魏漠離鬆開手,絲毫沒有隱瞞徐徐道來:“你剛剛問的,倒是要牽扯出來很多事情。如塵跟如光是孿生的兄弟,本來都在將陽的西城。如塵要比如光強一些,如光就記恨着他,總覺的是他強佔了自己的風光。將陽那次讓他們兩個來暗中監視我,如光卻故意將如塵推了出來,如塵就被我打成重傷。不過我沒殺他,他便回去了。”

回去的如塵傷痕累累,卻被如光一口咬定,他勾結東城將陽向來的多疑的,虐待瞭如塵幾天幾夜,但是如塵卻一個字都不肯承認。

他性子硬,沒有就是沒有。

將陽後來覺得這樣沒什麼用,又懷疑起如光的話。便試探着找來了魏漠離,開出條件,用一頭獅虎獸來換走如塵。

獅虎獸是有名的兇獸,一般人看見了跑還來不及,怎麼會去獵殺而且如塵當時奄奄一息,算是個廢物,根本不值得。

但是那時候他睜開眼看了魏漠離一眼,到了這個地步,他的眼神沒有一點點的哀求。全是冷靜,好像將死之人並不是他。

魏漠離對他有了些興致,轉身就走,最後豪氣的拎來了獅虎獸的屍體。

他也沒佔什麼便宜,肩膀上被狠狠咬了一口。現在看過去,還有不淺的傷疤。

如塵當時真是沒什麼用處,將陽興許是覺得,這樣一個人,也活不了多久了。就丟給了魏漠離。

魏漠離把他帶回來,弄了些簡單的草藥,沒想到,他竟然真熬了過來。

熬過來的他問魏漠離,爲什麼救他。魏漠離只道,積德行善,就讓他走了。

如塵卻留了下來,這一留,就是五年。

“這個如光也太不是東西了,五年他多大,今年又多少歲了說起來”

瑾童覺得魏漠離如塵他們,最多二十七八,難道他們二十出頭的時候,就開始浪跡江湖了

“我們是按照階段的,正常的情況下,孩童長到青年,是三十年。青年到老年,是一百六十年。老年在到死去,大概就是十年。”魏漠離想了想“我已經活了快五十年,如塵也差不多。”

這樣算出來,他們平均壽命大概是在兩百年。按照天朝百歲老人算長壽的摺合下來,魏漠離也就是二十五六。

這樣麻煩的轉換完全摧殘了瑾童的自尊心,她算不清楚

不過也有些感慨,這麼長的壽命,活下來的卻這麼寥寥無幾,可見在這生存的殘酷。

她又想到魏漠離不能獸化,偷偷瞄了他一眼,這樣都能活下來,除了實力還有運氣吧。

似是察覺,他說:“雖然我天生就不能獸化,也許就是這樣纔會被父母拋棄。好在我不獸化,也不至於太弱小。”

要是瑾童知道,他被譽爲妖界第一的話,一定會覺得他太謙虛。這那還是太弱小,這要是跟弱小牽扯上,其他人還怎麼活

“你當初留如塵在身邊,就不怕他還想殺你”

他斜眼看了瑾童一下,十分淡定:“他殺不了我。

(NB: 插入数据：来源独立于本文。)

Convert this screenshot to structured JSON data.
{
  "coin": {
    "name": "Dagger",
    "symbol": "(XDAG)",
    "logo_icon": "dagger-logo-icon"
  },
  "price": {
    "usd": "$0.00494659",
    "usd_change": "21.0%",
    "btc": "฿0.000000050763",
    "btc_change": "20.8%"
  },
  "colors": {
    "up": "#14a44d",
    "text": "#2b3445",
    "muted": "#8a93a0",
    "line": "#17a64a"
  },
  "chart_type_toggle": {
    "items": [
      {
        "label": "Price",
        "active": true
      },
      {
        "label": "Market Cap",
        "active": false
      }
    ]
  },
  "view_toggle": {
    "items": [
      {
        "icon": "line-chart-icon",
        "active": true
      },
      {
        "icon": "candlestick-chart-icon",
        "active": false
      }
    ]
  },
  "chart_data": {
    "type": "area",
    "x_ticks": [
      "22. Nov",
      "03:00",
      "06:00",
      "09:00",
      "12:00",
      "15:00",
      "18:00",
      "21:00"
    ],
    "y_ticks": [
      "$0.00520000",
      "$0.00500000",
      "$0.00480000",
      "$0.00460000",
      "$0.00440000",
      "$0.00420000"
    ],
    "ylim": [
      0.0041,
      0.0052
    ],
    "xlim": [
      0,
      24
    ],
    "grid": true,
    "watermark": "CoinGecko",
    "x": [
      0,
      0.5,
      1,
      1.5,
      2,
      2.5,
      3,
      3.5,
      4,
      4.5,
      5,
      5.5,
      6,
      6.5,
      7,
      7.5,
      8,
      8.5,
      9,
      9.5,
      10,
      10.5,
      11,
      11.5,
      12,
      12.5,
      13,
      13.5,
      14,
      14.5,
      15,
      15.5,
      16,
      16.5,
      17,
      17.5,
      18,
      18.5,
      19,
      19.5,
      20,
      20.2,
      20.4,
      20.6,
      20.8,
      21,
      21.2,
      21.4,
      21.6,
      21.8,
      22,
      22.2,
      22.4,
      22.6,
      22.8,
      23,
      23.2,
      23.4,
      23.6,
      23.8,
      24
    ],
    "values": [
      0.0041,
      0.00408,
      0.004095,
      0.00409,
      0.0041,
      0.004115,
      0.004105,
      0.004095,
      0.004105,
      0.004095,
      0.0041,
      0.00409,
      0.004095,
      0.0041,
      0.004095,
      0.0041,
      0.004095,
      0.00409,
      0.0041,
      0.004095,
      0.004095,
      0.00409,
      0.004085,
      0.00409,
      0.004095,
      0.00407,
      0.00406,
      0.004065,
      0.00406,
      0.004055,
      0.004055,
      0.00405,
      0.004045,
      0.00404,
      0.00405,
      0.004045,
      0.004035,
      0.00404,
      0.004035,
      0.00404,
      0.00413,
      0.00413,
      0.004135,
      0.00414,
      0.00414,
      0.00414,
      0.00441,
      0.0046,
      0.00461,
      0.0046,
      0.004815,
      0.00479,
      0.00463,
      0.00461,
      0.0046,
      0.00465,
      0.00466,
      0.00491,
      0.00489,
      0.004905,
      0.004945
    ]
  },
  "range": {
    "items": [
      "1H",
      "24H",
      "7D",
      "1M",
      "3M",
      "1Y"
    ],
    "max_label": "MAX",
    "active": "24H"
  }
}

”

說句實話,雖然魏漠離又帥又有實力,但是瑾童還是覺得他現在有些二缺。

他俯身在瑾童耳邊道:“無論你在那,我都會很快找到你的。所以,別怕。”

瑾童覺得的身子一軟,被他抱在懷裏,她低聲道:“都怪我”

“不怪你,將陽說是奔着你來,何嘗不是想打擊一下我。現在倒好,他來也來了,鬧也鬧了。以後,我會多加註意。”

他的手摸着瑾童的鎖骨上,瑾童一個機靈掙脫開他,尷尬的笑了兩聲:“我好睏,想睡覺了。”

魏漠離也也沒懷疑,就攬着她:“睡吧。”

她卻掙扎開,自顧自的佔着石牀的邊角“我太熱了,你離我遠點。”

那件事情她想不明白,一接近魏漠離,就渾身僵硬。

或許是在賭氣她也不明白。

之後的兩三天,瑾童總是躲着魏漠離,魏漠離一靠近她就顯得無措。

“我去看如塵。”“我還要去找木草。”“忽然想起來還要看禾如去。”

各種逃脫的理由層出不窮,魏漠離也發現了異常,在睡前想抱着她,她再次掙扎開的時候,深深嘆了口氣。

他問:“瑾童,你到底怎麼了”

她撓着頭,一下跳下牀,有些侷促:“我想去泡溫泉的,該洗頭了。”

“爲什麼躲我”魏漠離卻起身步步緊逼,將她逼在角落“告訴我,別騙我。”

瑾童不敢去看他,低着頭盯着地看。

“好吧”他語氣有些失落,他不懂得怎麼去愛一個人。所以明明知道他不開心,卻不知道怎麼開口,但是他不能逼迫她。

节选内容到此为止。